O atributo mais importante de um homem é a dignidade. Erros acontecem, é humano. Pode-se ou não relevar, dependendo da frequência e gravidade. Mas falta de vergonha na cara é indesculpável, sendo a autocrítica ainda mais importante do que qualquer juízo feito por terceiros. Quando se é um dirigente, seja lá do ramo que for, o grau de exigência deve ser ainda maior. Pelo menos, deveria, porque atualmente, nos salões da Gávea, não há espaço para o medo do ridículo. A atual diretoria do Flamengo aperfeiçoa diariamente a arte da total ausência de respeito a si próprio.
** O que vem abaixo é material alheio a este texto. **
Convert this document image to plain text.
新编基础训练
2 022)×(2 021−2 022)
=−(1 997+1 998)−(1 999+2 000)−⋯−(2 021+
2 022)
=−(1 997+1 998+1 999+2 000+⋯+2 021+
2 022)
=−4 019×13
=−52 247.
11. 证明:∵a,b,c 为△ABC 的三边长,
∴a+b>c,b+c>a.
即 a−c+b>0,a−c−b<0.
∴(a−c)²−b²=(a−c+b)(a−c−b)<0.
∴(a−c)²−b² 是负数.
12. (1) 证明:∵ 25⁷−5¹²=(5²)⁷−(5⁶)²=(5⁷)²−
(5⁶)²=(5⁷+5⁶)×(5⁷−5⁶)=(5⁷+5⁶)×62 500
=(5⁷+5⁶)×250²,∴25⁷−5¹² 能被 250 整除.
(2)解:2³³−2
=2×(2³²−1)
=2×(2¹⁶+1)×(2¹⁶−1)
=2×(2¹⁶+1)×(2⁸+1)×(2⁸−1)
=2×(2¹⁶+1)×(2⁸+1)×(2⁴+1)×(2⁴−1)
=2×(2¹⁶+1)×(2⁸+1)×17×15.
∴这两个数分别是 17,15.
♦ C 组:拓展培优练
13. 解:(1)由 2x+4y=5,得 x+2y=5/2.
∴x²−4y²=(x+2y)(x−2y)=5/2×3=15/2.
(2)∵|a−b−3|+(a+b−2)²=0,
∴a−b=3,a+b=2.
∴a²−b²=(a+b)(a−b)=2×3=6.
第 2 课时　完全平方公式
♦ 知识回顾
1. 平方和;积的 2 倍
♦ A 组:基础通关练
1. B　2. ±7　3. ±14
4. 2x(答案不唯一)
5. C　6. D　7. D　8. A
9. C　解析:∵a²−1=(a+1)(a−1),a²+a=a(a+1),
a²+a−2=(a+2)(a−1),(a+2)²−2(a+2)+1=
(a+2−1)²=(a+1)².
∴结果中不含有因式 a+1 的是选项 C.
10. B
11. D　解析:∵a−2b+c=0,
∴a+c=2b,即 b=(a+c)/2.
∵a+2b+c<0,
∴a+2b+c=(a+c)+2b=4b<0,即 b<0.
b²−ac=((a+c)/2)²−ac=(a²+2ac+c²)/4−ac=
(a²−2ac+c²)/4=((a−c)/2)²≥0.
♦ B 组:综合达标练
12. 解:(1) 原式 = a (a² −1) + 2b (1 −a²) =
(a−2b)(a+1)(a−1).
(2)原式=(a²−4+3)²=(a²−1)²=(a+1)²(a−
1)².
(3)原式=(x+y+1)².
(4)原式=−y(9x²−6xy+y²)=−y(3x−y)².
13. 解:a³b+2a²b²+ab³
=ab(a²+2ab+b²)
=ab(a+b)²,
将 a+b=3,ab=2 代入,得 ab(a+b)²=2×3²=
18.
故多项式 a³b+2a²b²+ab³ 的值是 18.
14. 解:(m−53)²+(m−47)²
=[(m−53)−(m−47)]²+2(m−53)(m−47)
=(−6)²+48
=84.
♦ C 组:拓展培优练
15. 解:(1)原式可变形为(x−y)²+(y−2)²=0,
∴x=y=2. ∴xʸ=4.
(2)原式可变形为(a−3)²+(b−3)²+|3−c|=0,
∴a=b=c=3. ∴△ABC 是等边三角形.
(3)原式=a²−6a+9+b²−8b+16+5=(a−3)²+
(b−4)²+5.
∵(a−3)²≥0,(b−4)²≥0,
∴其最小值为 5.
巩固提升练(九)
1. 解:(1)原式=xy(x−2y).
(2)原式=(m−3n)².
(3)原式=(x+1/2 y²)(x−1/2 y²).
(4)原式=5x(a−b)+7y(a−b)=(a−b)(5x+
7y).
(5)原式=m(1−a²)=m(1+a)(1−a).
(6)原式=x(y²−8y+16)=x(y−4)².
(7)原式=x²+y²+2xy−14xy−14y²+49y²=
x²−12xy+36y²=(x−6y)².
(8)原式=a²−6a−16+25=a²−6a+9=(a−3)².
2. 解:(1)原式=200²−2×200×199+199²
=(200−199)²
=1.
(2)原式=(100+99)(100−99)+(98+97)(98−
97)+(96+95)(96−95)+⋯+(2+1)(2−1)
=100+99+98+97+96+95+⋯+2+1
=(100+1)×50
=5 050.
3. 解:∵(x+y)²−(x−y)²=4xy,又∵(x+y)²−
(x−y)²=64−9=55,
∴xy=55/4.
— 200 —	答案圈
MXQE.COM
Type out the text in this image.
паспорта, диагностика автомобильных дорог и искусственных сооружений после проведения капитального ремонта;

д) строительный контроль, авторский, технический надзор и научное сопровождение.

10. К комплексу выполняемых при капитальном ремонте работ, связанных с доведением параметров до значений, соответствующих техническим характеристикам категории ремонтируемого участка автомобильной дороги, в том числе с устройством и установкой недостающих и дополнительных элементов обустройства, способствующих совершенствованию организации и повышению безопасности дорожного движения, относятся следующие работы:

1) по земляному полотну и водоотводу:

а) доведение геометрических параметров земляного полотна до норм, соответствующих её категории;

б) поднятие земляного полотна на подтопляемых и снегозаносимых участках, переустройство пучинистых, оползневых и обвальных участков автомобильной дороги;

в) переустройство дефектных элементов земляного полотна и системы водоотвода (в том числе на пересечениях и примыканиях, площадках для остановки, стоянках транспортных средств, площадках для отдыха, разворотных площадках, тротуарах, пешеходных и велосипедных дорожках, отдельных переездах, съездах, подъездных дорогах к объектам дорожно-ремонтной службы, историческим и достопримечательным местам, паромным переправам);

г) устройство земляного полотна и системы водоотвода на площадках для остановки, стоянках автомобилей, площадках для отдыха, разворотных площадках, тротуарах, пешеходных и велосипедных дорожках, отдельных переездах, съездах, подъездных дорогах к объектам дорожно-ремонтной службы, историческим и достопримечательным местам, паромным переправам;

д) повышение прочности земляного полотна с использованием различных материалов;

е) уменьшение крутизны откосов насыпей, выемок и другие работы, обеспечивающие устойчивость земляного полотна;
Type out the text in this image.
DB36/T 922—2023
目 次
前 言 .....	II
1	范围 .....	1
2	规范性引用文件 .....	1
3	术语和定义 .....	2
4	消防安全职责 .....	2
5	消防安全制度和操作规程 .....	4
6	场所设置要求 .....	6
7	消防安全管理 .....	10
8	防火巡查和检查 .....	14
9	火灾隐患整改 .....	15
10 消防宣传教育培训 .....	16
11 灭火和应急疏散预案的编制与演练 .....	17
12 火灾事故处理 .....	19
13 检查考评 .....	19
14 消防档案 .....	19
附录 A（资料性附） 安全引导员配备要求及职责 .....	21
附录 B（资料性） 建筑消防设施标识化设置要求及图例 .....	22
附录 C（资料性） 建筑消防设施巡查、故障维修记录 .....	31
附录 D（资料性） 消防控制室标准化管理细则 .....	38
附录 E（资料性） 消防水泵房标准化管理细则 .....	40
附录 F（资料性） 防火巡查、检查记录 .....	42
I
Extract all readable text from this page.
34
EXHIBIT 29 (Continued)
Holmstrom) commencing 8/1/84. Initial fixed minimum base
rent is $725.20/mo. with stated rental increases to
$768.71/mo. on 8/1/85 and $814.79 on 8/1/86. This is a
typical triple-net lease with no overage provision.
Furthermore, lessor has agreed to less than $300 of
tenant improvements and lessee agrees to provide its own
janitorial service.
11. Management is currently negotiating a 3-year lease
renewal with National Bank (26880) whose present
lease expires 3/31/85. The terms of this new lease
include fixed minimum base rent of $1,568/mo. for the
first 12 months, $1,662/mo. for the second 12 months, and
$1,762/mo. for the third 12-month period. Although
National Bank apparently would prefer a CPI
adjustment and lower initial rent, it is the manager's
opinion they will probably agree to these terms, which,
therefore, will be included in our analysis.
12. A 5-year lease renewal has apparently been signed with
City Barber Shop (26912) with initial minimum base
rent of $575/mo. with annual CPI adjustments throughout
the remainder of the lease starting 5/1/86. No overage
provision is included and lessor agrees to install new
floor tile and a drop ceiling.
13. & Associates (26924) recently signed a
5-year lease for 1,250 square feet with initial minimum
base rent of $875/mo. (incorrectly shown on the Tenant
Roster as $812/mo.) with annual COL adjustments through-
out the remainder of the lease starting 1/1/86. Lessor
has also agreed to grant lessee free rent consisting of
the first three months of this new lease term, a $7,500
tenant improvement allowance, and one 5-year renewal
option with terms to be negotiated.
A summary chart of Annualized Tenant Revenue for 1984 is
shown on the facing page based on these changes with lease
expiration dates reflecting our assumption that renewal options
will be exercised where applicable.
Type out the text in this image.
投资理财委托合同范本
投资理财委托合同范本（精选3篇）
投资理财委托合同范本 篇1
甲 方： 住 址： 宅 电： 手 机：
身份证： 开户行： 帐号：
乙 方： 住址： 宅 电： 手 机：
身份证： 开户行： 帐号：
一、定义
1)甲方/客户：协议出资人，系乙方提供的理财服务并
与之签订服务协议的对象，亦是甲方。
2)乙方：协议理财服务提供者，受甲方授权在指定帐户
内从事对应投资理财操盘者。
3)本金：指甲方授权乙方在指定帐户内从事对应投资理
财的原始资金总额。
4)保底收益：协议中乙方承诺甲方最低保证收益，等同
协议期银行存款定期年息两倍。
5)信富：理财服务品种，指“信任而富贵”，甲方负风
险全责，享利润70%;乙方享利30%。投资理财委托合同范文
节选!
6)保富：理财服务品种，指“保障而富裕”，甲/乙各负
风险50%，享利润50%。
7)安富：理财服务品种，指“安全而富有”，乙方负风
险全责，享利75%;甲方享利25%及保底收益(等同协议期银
A falta de competência e de consideração com os associados e torcedores não surpreende mais. Dessa turma, os flamenguistas não esperam mais nada. Após tantos atos e declarações levianos, o que intriga é saber se Patrícia e seus vice-presidentes, em especial De Piro e o de Finanças, Michel Levy, conseguem encarar o espelho. Aparentam não tê-los em casa; e se os têm, neles não refletem brio algum. Senão, das duas uma: ou Patrícia teria demitido ontem imediatamente De Piro ou ele mesmo teria pedido seu afastamento.

Na novela das omissões da presidente, o capítulo Ronaldinho foi apenas mais um. Zico que o diga. Esperar sua renúncia é ilusão, até mesmo porque seu mandato termina daqui a seis meses. Movimentar-se para evitar sua reeleição poderia ser a esperança de um futuro melhor para o Flamengo, com dirigentes, no mínimo, que prezem a honradez e tenham comando. As perspectivas, contudo, são desalentadoras, se a opção oposicionista se resumir a um nome ungido da união de Márcio Braga e Kléber Leite, como visto na reunião no Teatro Leblon, na última segunda-feira.

Caso consiga derrotar Patrícia nas urnas, o que esperar de um presidente eleito sob as bênçãos desses dois nomes? A resposta, apenas o futuro poderá nos dar. Por hora, só temos a certeza de que o tabuleiro político da Gávea continua sendo de uma mediocridade tão vexatória quanto dramática. E que, além de decepção, foi uma triste ironia conhecer o sentido negativo de superação justamente através de alguém que, como atleta, quebrou inúmeros recordes sul-americanos com profissionalismo.